Magecart skimmers are targeting routers for customer Wi-Fi networks

Injecting malicious scripts onto L7 routers potentially exposes guests connecting to Wi-Fi hotspots to payment data theft

Security researchers at IBM X-Force IRIS have found evidence of Magecart skimmers targeting commercial layer 7 (L7) routers to steal payment card details of users.

Up until now, Magecart-specific code was only delivered at the website level, with web skimmers hiding the code inside PHP or JavaScript files. But researchers say they have found hackers designing and testing malicious scripts that they can inject onto L7 routers - potentially exposing guests connecting to Wi-Fi hotspots to payment data theft.

Heavy-duty L7 routers are normally used to provide paid or free Wi-Fi services on large networks, such as hotels, airports, malls, casinos, government networks and so on.

Researchers said Magecart groups have already compromised thousands of websites by injecting malicious code to steal payment details entered into their checkout pages.

Magecart Group 5 focuses on targeting third-party services used by e-commerce websites by injecting skimming code to JavaScript libraries they provide

Some of the victims of Magecart attacks include big brands, such as TicketMaster, British Airways, and Newegg.

The X-Force team started their investigation after they discovered a number of scripts on VirusTotal, finding huge similarities to malicious code linked with a group called Magecart Group 5 (MG5).

The researchers also discovered 17 other scripts uploaded since April and observed that most of them were similar to each other, albeit with small modifications in a bid to prevent detection.

One script, dubbed test4.html, was based on another script named advnads20.js, which was linked in 2012 with malicious ad'-injection via Wi-Fi hotspots in hotels.

According to researchers, test4.html aims to gather information from all web forms, and steals confidential data when users are asked to register themselves and make the payment for internet use.

The researchers believe MG5 is currently attacking users shopping on US and Chinese websites.

MG5 is also likely injecting its malicious code into an open-source JavaScript library that is offered as a free tool to help make websites compatible with mobile browsing.

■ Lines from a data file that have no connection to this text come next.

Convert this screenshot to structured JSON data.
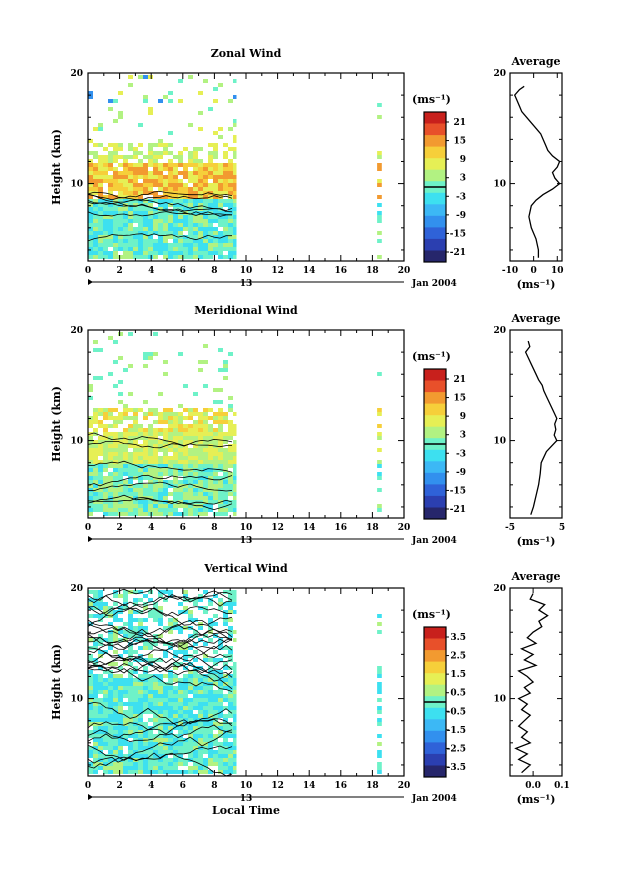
{
  "chart_data": [
    {
      "type": "heatmap",
      "title": "Zonal Wind",
      "ylabel": "Height (km)",
      "xlabel": "",
      "unit_label": "(ms⁻¹)",
      "xlim": [
        0,
        20
      ],
      "ylim": [
        3,
        20
      ],
      "x_ticks": [
        "0",
        "2",
        "4",
        "6",
        "8",
        "10",
        "12",
        "14",
        "16",
        "18",
        "20"
      ],
      "y_ticks": [
        "10",
        "20"
      ],
      "date_tick": "13",
      "date_label": "Jan 2004",
      "colorbar_ticks": [
        "21",
        "15",
        "9",
        "3",
        "-3",
        "-9",
        "-15",
        "-21"
      ],
      "data_coverage_hours": [
        [
          0,
          9.4
        ],
        [
          18.3,
          18.6
        ]
      ],
      "average_profile": {
        "title": "Average",
        "xlim": [
          -10,
          12
        ],
        "x_ticks": [
          "-10",
          "0",
          "10"
        ],
        "y_ticks": [
          "10",
          "20"
        ],
        "xlabel": "(ms⁻¹)",
        "height_km": [
          3.3,
          4,
          5,
          6,
          7,
          8,
          8.5,
          9,
          9.5,
          10,
          10.5,
          11,
          11.5,
          12,
          12.5,
          13,
          13.5,
          14,
          14.5,
          15,
          15.5,
          16,
          16.5,
          17,
          17.5,
          18,
          18.5,
          18.8
        ],
        "values": [
          2,
          2,
          1,
          -1,
          -2,
          -1,
          1,
          4,
          8,
          11,
          9,
          8,
          10,
          11,
          8,
          6,
          5,
          4,
          3,
          1,
          -1,
          -3,
          -5,
          -6,
          -7,
          -8,
          -6,
          -4
        ]
      }
    },
    {
      "type": "heatmap",
      "title": "Meridional Wind",
      "ylabel": "Height (km)",
      "xlabel": "",
      "unit_label": "(ms⁻¹)",
      "xlim": [
        0,
        20
      ],
      "ylim": [
        3,
        20
      ],
      "x_ticks": [
        "0",
        "2",
        "4",
        "6",
        "8",
        "10",
        "12",
        "14",
        "16",
        "18",
        "20"
      ],
      "y_ticks": [
        "10",
        "20"
      ],
      "date_tick": "13",
      "date_label": "Jan 2004",
      "colorbar_ticks": [
        "21",
        "15",
        "9",
        "3",
        "-3",
        "-9",
        "-15",
        "-21"
      ],
      "data_coverage_hours": [
        [
          0,
          9.4
        ],
        [
          18.3,
          18.6
        ]
      ],
      "average_profile": {
        "title": "Average",
        "xlim": [
          -5,
          5
        ],
        "x_ticks": [
          "-5",
          "5"
        ],
        "y_ticks": [
          "10",
          "20"
        ],
        "xlabel": "(ms⁻¹)",
        "height_km": [
          3.3,
          4,
          5,
          6,
          7,
          8,
          8.5,
          9,
          9.5,
          10,
          10.5,
          11,
          11.5,
          12,
          12.5,
          13,
          13.5,
          14,
          14.5,
          15,
          15.5,
          16,
          16.5,
          17,
          17.5,
          18,
          18.5,
          19
        ],
        "values": [
          -1,
          -0.5,
          0,
          0.5,
          0.8,
          1,
          1.5,
          2,
          3,
          4,
          3.5,
          3.8,
          3.6,
          4,
          3.5,
          3,
          2.5,
          2,
          1.5,
          1.2,
          0.5,
          0,
          -0.5,
          -1,
          -1.5,
          -2,
          -1.2,
          -1.5
        ]
      }
    },
    {
      "type": "heatmap",
      "title": "Vertical Wind",
      "ylabel": "Height (km)",
      "xlabel": "Local Time",
      "unit_label": "(ms⁻¹)",
      "xlim": [
        0,
        20
      ],
      "ylim": [
        3,
        20
      ],
      "x_ticks": [
        "0",
        "2",
        "4",
        "6",
        "8",
        "10",
        "12",
        "14",
        "16",
        "18",
        "20"
      ],
      "y_ticks": [
        "10",
        "20"
      ],
      "date_tick": "13",
      "date_label": "Jan 2004",
      "colorbar_ticks": [
        "3.5",
        "2.5",
        "1.5",
        "0.5",
        "-0.5",
        "-1.5",
        "-2.5",
        "-3.5"
      ],
      "data_coverage_hours": [
        [
          0,
          9.4
        ],
        [
          18.3,
          18.6
        ]
      ],
      "average_profile": {
        "title": "Average",
        "xlim": [
          -0.08,
          0.1
        ],
        "x_ticks": [
          "0.0",
          "0.1"
        ],
        "y_ticks": [
          "10",
          "20"
        ],
        "xlabel": "(ms⁻¹)",
        "height_km": [
          3.3,
          4,
          4.5,
          5,
          5.5,
          6,
          6.5,
          7,
          7.5,
          8,
          8.5,
          9,
          9.5,
          10,
          10.5,
          11,
          11.5,
          12,
          12.5,
          13,
          13.5,
          14,
          14.5,
          15,
          15.5,
          16,
          16.5,
          17,
          17.5,
          18,
          18.5,
          19,
          19.5
        ],
        "values": [
          -0.04,
          -0.01,
          -0.05,
          -0.02,
          -0.06,
          -0.01,
          -0.04,
          -0.02,
          -0.05,
          -0.03,
          -0.01,
          -0.04,
          -0.02,
          -0.05,
          -0.01,
          -0.03,
          0.0,
          -0.02,
          -0.05,
          0.01,
          -0.03,
          0.0,
          -0.04,
          0.01,
          -0.02,
          0.0,
          0.03,
          0.02,
          0.05,
          0.02,
          0.04,
          -0.01,
          0.0
        ]
      }
    }
  ],
  "colors": {
    "colormap": [
      "#26266b",
      "#2b3fb0",
      "#2f62d8",
      "#3290ee",
      "#3cb8f5",
      "#3de0f0",
      "#6ef2c8",
      "#b2f282",
      "#e6ef55",
      "#f6cf3a",
      "#f29a30",
      "#e8502a",
      "#c8201c"
    ]
  }
}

Infecting the code of JavaScript library allows attackers to compromise the data of smartphone users that install booby-trapped apps on their device and then shop online.

"Unlike other online skimmer groups that directly compromise their target's shopping cart platforms, Magecart Group 5 focuses on targeting third-party services used by e-commerce websites by injecting skimming code to JavaScript libraries they provide," researchers said.

Researchers recommend retailers avoid third-party code and using strong content security policies to protect themselves from Magecart attacks.

Banks and card issuers have also been advised to educate merchants about Magecart attacks.